Ives' report contains three engravings and three panoramic line drawings describing the "Big Caňon" of the Colorado. One particular stunning depiction was titled "Black Caňon" by Egloffstein himself, and has generally been understood to depict the section of the Colorado River where Hoover Dam now stands.
Students of Egloffstein's work have been baffled by the apparent errors, since Egloffstein was superbly competent - the 1861 report also contains a meticulous and accurate relief map of the Grand Canyon which Egloffstein produced on the trip. It was not until 2001 that an explanation for the discrepancies began to be developed: Jeremy Miller, viewing Egloffstein's Black Cañon in a New York exhibition, recognized it not as a portion of the Grand Canyon, but as part of the Gunnison River in present-day Colorado. He found the topographical map of that area which Egloffstein had produced for the Gunnison expedition, and noted that what is now called the Gunnison River was marked "Grand River" thereon. He found another Egloffstein work, a view showing the Formation of the Cañon of the Grand River, which had been produced during the Gunnison expedition. He then traveled to the Gunnison River and located sites which duplicated the vistas shown in the Egloffstein engravings of the nineteenth century. It is now presumed that Congressional staffers working on the 1861 Grand Canyon report misfiled the Egloffstein works, assuming that his "Grand Caňon" engravings must refer to The Grand Canyon expedition.
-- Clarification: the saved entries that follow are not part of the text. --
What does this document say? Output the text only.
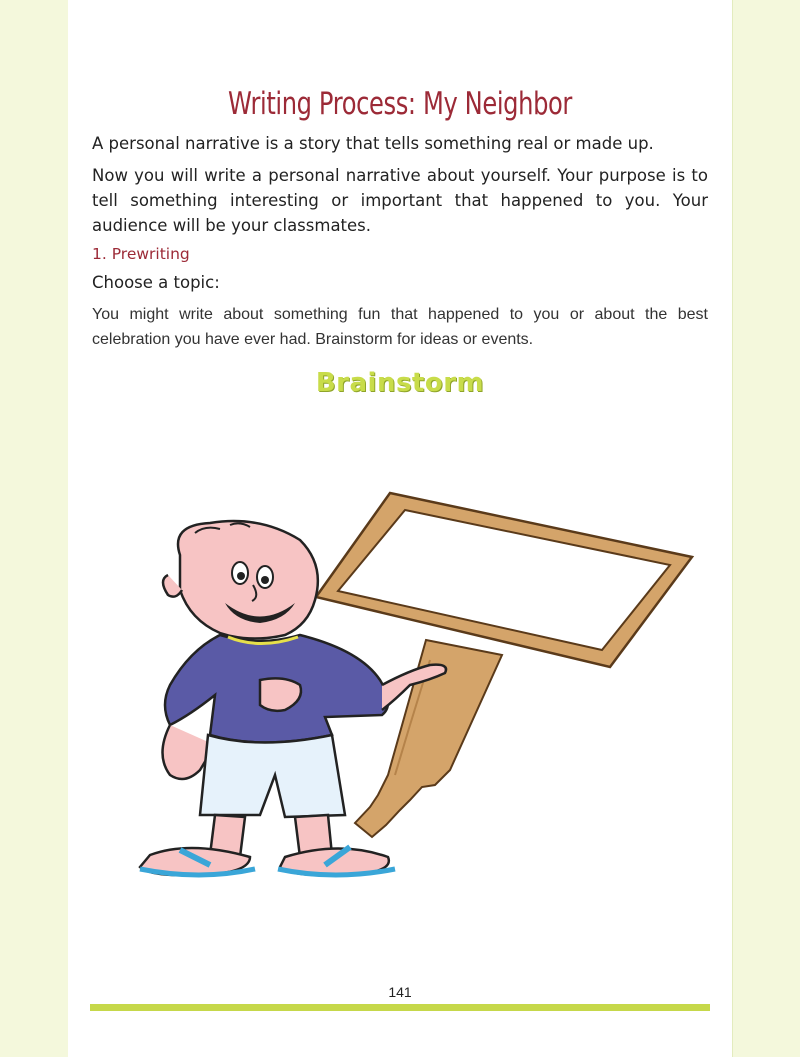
Writing Process: My Neighbor
A personal narrative is a story that tells something real or made up.
Now you will write a personal narrative about yourself. Your purpose is to tell something interesting or important that happened to you. Your audience will be your classmates.
1. Prewriting
Choose a topic:
You might write about something fun that happened to you or about the best celebration you have ever had. Brainstorm for ideas or events.
Brainstorm
141
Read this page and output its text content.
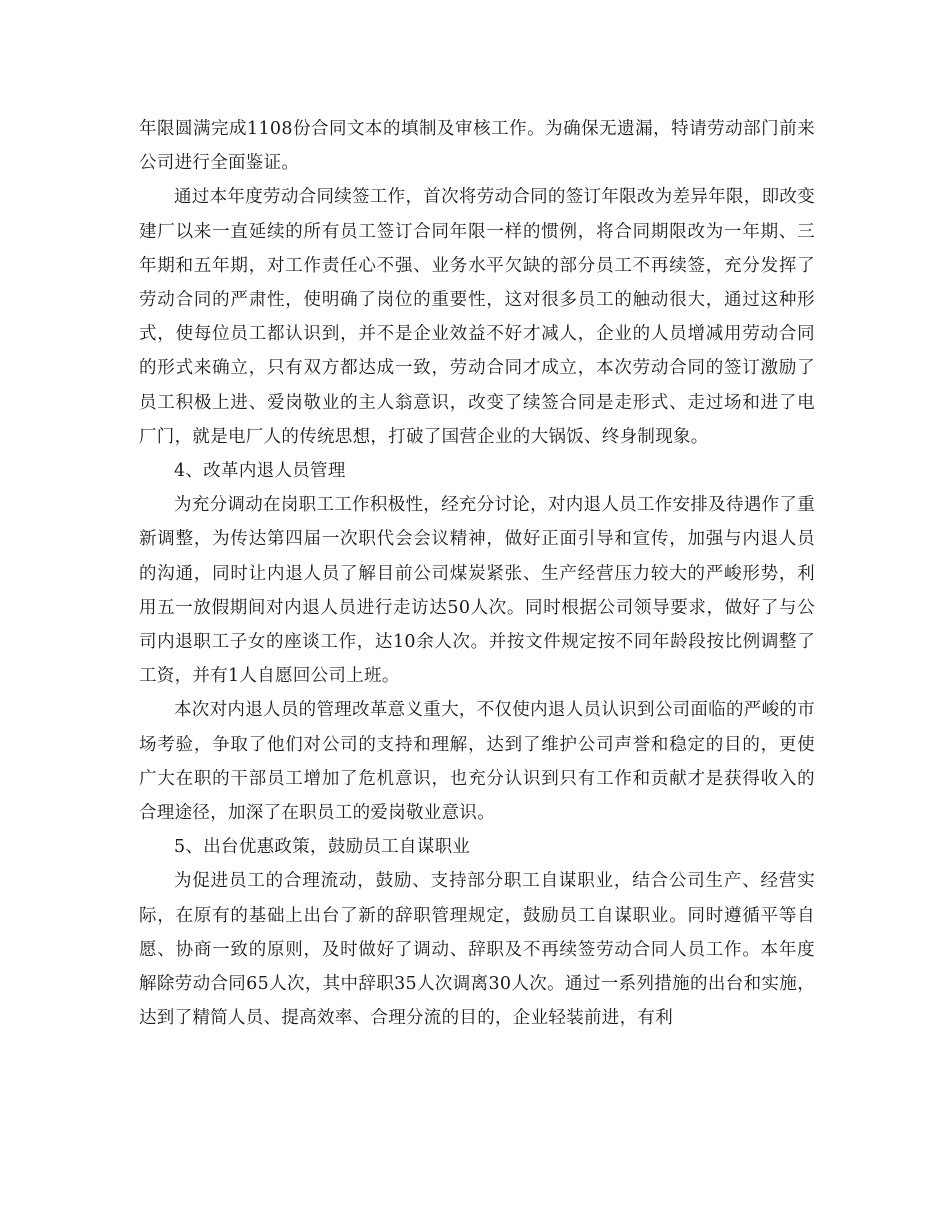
年限圆满完成1108份合同文本的填制及审核工作。为确保无遗漏，特请劳动部门前来公司进行全面鉴证。

通过本年度劳动合同续签工作，首次将劳动合同的签订年限改为差异年限，即改变建厂以来一直延续的所有员工签订合同年限一样的惯例，将合同期限改为一年期、三年期和五年期，对工作责任心不强、业务水平欠缺的部分员工不再续签，充分发挥了劳动合同的严肃性，使明确了岗位的重要性，这对很多员工的触动很大，通过这种形式，使每位员工都认识到，并不是企业效益不好才减人，企业的人员增减用劳动合同的形式来确立，只有双方都达成一致，劳动合同才成立，本次劳动合同的签订激励了员工积极上进、爱岗敬业的主人翁意识，改变了续签合同是走形式、走过场和进了电厂门，就是电厂人的传统思想，打破了国营企业的大锅饭、终身制现象。

4、改革内退人员管理

为充分调动在岗职工工作积极性，经充分讨论，对内退人员工作安排及待遇作了重新调整，为传达第四届一次职代会会议精神，做好正面引导和宣传，加强与内退人员的沟通，同时让内退人员了解目前公司煤炭紧张、生产经营压力较大的严峻形势，利用五一放假期间对内退人员进行走访达50人次。同时根据公司领导要求，做好了与公司内退职工子女的座谈工作，达10余人次。并按文件规定按不同年龄段按比例调整了工资，并有1人自愿回公司上班。

本次对内退人员的管理改革意义重大，不仅使内退人员认识到公司面临的严峻的市场考验，争取了他们对公司的支持和理解，达到了维护公司声誉和稳定的目的，更使广大在职的干部员工增加了危机意识，也充分认识到只有工作和贡献才是获得收入的合理途径，加深了在职员工的爱岗敬业意识。

5、出台优惠政策，鼓励员工自谋职业

为促进员工的合理流动，鼓励、支持部分职工自谋职业，结合公司生产、经营实际，在原有的基础上出台了新的辞职管理规定，鼓励员工自谋职业。同时遵循平等自愿、协商一致的原则，及时做好了调动、辞职及不再续签劳动合同人员工作。本年度解除劳动合同65人次，其中辞职35人次调离30人次。通过一系列措施的出台和实施，达到了精简人员、提高效率、合理分流的目的，企业轻装前进，有利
During the Civil War he produced a large map in his contoured style, showing the Four Corners region, for a report that was only published decades later. It shows paths of all major explorations in the region up to that time.
In 1864 he would publish a study of the mineral resources of the state of México based on reports done in the 1820s by his long-term friend, Baron Friedrich von Gerolt, Prussian Minister to the United States. His maps for this book are regarded as outstanding examples of half-tone and color map-making and display.
Egloffstein patented a method for photographically creating half-tone printing plates, which he sought to exploit commercially in the 1860s and 1870s, but with little commercial success. He continued working as an engraver and maker of scale models until his departure from America in 1878.